Ich gebe mir einen Ruck und ergreife ihre Hand, die noch immer zwischen uns in der Luft hängt. Ich habe keinen Grund, ihr zu misstrauen. Sie hat mir nie etwas getan. Im Gegenteil.
Als ich versuche zu lächeln, zieht ein stechender Schmerz durch meine verletzte Wange.
»Ich bin Selena.« Ich räuspere mich. »Aber das weißt du ja offenbar schon.«
Erleichterung ist auf ihrem Gesicht zu sehen. Ihre Hand ist weich in meiner. Ich lasse sie los.
»Wo bin ich?«, frage ich, und irgendein Winkel meines Gehirns spielt mir die Erinnerung an mein Erwachen bei den Traumgängern ein. Habe ich da nicht dieselbe Frage gestellt? Aber das hier ist anders. Ganz anders. Oder etwa nicht?
Gerade will Mo zu einer Antwort ansetzen, als ein Summen das Zimmer erfüllt.
»Entschuldige.«
Sie zieht ein Handy aus der Hosentasche, zögert kurz und nimmt dann den Anruf an.
»Ja?«
»Ist sie wach?«, dringt es aus dem Gerät, laut genug, damit ich es hören kann. Etwas in mir erstarrt. Es ist eine Männerstimme.
Mo wirft mir einen Blick zu.
»Ja, sie ist gerade aufgewacht. Soll ich sie zu dir bringen?«
Die Männerstimme antwortet, doch mein Gehirn registriert schon nicht mehr den Sinn der Worte. Es passiert wieder. Das hier ist genau wie bei den Männern. Nur schickt hier jemand ein Mädchen vor, um mein Vertrauen zu gewinnen. Gleich wird die Traumgängerin mich zu irgendeinem Mann bringen, und der wird mich wieder unter Drogen setzen und nach Somna zwingen. Plötzlich weiß ich nur noch eins: Ich muss hier weg.

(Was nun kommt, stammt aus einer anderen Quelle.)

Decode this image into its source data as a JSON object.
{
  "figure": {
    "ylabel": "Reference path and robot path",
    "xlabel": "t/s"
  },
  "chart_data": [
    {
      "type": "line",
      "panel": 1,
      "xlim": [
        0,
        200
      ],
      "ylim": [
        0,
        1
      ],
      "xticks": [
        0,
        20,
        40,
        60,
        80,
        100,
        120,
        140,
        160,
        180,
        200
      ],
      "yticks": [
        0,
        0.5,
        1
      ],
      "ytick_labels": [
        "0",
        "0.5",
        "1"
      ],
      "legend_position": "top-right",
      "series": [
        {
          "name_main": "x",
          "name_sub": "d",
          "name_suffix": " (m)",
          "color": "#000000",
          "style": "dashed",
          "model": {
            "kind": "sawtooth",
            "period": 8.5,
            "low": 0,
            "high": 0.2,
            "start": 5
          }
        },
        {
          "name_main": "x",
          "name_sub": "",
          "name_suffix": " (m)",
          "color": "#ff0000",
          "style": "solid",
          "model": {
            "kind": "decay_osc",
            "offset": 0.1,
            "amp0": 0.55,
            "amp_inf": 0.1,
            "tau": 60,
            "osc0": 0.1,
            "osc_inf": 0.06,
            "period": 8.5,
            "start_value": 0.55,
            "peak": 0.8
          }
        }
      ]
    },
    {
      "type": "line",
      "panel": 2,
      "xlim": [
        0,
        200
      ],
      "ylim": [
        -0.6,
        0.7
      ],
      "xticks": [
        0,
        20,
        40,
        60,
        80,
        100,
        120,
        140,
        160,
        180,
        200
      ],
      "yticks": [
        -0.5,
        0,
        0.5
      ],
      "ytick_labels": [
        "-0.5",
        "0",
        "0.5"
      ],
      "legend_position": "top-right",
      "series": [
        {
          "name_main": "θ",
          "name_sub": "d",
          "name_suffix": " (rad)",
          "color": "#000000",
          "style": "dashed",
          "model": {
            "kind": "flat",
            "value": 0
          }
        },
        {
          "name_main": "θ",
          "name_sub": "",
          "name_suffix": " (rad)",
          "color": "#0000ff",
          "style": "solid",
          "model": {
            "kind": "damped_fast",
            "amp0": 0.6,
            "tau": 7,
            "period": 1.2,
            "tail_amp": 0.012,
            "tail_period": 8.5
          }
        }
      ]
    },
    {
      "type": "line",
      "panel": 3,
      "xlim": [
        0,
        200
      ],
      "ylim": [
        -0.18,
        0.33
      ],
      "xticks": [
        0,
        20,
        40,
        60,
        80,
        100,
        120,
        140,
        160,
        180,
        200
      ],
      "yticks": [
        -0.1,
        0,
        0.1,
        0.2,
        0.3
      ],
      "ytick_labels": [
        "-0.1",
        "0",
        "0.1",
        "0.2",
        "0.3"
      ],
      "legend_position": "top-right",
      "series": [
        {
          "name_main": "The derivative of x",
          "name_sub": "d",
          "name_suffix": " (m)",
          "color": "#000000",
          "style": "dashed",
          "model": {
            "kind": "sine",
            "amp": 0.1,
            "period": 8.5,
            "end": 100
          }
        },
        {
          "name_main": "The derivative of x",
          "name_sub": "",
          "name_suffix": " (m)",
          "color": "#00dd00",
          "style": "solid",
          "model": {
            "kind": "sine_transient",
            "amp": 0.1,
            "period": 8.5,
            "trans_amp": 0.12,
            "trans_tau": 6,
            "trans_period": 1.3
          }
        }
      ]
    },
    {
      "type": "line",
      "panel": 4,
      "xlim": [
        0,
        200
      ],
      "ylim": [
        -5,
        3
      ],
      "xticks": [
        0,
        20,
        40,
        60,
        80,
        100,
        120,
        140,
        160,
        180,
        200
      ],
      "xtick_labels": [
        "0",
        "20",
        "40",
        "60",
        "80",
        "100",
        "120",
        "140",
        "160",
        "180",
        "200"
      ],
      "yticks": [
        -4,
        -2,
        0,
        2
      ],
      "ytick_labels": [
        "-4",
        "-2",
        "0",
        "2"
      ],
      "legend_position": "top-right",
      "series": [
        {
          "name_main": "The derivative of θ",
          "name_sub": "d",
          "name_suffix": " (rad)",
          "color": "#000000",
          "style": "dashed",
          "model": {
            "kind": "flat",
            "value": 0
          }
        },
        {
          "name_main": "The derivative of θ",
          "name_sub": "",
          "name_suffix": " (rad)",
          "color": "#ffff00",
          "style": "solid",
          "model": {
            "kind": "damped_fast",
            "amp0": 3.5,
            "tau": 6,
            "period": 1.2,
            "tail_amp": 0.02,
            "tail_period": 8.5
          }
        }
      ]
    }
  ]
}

Trotz meines schmerzenden Körpers springe ich auf das Bett, lasse es in wenigen Sätzen hinter mir und bin zur Tür hinaus.
Ich muss hier raus. Irgendwie.
Ohne nachzudenken, biege ich nach rechts ab und sprinte einen langen Gang entlang, an einigen Türen vorbei.
»Selena!«, höre ich in meinem Rücken.
Ich stoße eine Tür auf, in der Hoffnung, dass sich dahinter ein Treppenhaus verbirgt. Doch es ist nur ein weiteres Schlafzimmer, in dem überall Gegenstände und Klamotten verstreut liegen.
Ohne zu überlegen, renne ich weiter den Gang hinunter, der in einem großen hellen Raum mündet. Noch während ich laufe, wird mir bewusst, dass ich einen Fehler begangen habe. Das hier ist eine Sackgasse.
Ich bin in einer Wohnküche mit einer ausladenden Sofalandschaft und einem edel wirkenden Küchenblock gelandet. Eine riesige Fensterfront bietet eine Aussicht auf die Skyline, doch nirgends ist eine weitere Tür zu sehen.
Da höre ich Schritte hinter mir.
Mein Blick bleibt an etwas hängen, und mein hämmerndes Herz lässt mich darauf zustürzen. Es ist ein Messerblock, aus dem mehrere schwarze Griffe ragen. Wahllos ziehe ich an einem davon und halte die lange Klinge wie ein Schwert vor mich.
Die fremde Traumgängerin – Mo – erreicht das Zimmer und bleibt im selben Moment schlagartig stehen.
Den Küchenblock zwischen uns, starrt sie auf das Messer in meiner Hand, und ihre Lippen formen ein Wort, das ihren Mund nicht verlässt.
»Ich lasse mich nicht verarschen!«, schreie ich sie an. »Du wirst mich jetzt gehen lassen!«
Das Messer in meiner Hand bebt, als ich damit auf sie deute. Das Mädchen hebt die Arme. In ihrer rechten Hand liegt noch immer das Handy. Sie führt es zum Mund und sagt: »Eric. Ich muss dich zurückrufen.«
Dann legt sie auf und steckt das Handy langsam in die Hosentasche.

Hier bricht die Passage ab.